Magnolia Canopy Otherworld by Erin Carlyle

Magnolia Canopy Otherworld by Erin Carlyle
Driftwood Press, $14.99

One sentence before a woman first appears in the King James Bible, Adam names the animals. Most renderings depict this as a friendly enough endeavor—gentle creatures gathered at Adam’s feet awaiting nomenclature—yet quickly thereafter Eve springs from the rib of a sleeping Adam. Evil ensues; mankind is banished from the garden to forever toil upon the earth and pursue spiteful dominion over one another and the animals. The woman’s lot: pain and subservience.

In Magnolia Canopy Otherworld, the debut collection from Erin Carlyle, this biblical origin story is both confirmed and upended. The human (more specifically a young girl then woman) separates from the animal, yet must return to the animal by retreating, often literally, into their fur and skins as a reprieve from predatory behaviors of family and other adults. In these darkly daring poems, arranged in three sections, the girl’s coming-of-age is one of violent shifting territory, and the emerging woman submits to a symbiosis with creatures as the lesser of two dangers.

Yet for Carlyle’s protagonist this primal acquiescence is inevitable, as the girl endures behavior that threatens to destroy the small parts of her that remain truly human. With an alarming epigraph from the Dorothy Allison novel Bastard Out of Carolina, telling us “…even love can’t keep us from eating at each other,” we sense the threat even before the first poem, in which the girl hallucinates mutilated women in the roadkill of an icy highway. They are “dogs, dead in winter, dressed in leaves, their paws look like hands.” Images such as these, arresting and haunting, recur; women are cut open, fileted like hunter’s game, and their bodies are dredged from rivers, “freckled and water-wrinkled.”

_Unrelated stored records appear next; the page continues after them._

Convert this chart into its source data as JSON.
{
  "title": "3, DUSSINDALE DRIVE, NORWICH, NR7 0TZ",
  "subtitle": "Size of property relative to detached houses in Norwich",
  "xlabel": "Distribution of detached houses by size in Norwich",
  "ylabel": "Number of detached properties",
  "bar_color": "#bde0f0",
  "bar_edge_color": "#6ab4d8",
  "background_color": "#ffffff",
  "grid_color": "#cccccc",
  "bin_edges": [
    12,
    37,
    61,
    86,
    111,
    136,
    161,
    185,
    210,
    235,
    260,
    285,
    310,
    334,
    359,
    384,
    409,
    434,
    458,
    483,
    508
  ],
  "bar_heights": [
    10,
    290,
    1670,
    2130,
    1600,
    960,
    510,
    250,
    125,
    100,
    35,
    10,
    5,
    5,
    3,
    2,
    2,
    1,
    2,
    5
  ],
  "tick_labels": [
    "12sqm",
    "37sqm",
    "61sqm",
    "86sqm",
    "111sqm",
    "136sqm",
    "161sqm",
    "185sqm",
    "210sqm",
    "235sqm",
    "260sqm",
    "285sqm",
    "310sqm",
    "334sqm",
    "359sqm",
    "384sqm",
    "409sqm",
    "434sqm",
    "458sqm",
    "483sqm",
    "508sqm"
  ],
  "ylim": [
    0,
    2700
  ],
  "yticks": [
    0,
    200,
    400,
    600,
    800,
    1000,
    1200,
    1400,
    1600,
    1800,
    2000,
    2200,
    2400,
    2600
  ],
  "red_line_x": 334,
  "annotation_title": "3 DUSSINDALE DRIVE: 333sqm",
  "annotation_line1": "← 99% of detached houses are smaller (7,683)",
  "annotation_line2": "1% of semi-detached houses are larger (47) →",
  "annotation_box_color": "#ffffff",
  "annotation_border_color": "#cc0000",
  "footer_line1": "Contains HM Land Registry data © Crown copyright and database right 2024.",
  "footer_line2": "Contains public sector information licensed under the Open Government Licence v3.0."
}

One of Carlyle’s great talents in this collection is her unwavering commitment to subject matter: she holds our gaze to the female body and experience in all its transmutations, laser-focused on this small universe that shifts between childhood home and the deeply mysterious “outside.”  We are forced to imagine an existence so threatening, so “in the wild,” that one has no choice but to become animal. In Part I, the girl retreats to the woods to find animals, yet in Part II the girl takes on a persona of Animal in an intriguing series of poems. The Animal finds women on the forest floor in the form of ripped-out Playboy pages, tucking them into her pockets. The Animal “starts to itch and float”, finding a room to sleep in after taking a white pill at an adolescent party. The girl then transforms into a table, a man-made bed. The end result of these physical and chemical transformations is a “Percocet ghost” in which the speaker finds no solid matter in her being. She has disintegrated.

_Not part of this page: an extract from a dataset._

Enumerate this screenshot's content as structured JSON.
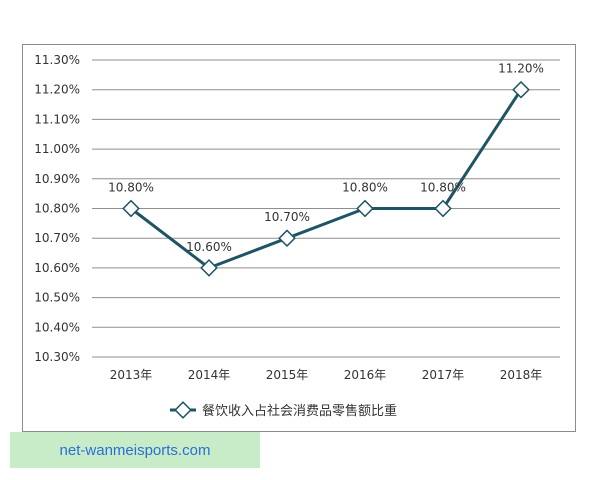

The threat remains as the girl becomes woman. She meets a man in a hotel room, telling us “my career is my body.” Yet her body in this situation is that of a rabbit, and she addresses the man, “You looked at me as if you already knew you’d be pulling my fur from your teeth all night –slack-jawed, salivating.” How will she survive?  How will any of these women survive? Carlyle tells us unflinchingly that some don’t: “The low woods hold / their memories—belly cuts.” She gives little hope of escape in this wilderness, yet somehow hope is found in the company of women, both dead and alive:

                        …We hold our noses, go down,
                        and our bodies come together,
                        —a silver fish,
                       beautiful like a coin. We swim
                       through crushed beer cans,
                       and picnic trash. When we come
                       out human again, we gasp for air.”

Perhaps the redemption for Eve and all women to follow, after banishment into the wilderness to endure mortal suffering, is the enduring company of other women. And the reader is challenged to emerge human again as well—perhaps more human—after a time well-spent in the collective and darkly beautiful wilderness of these poems.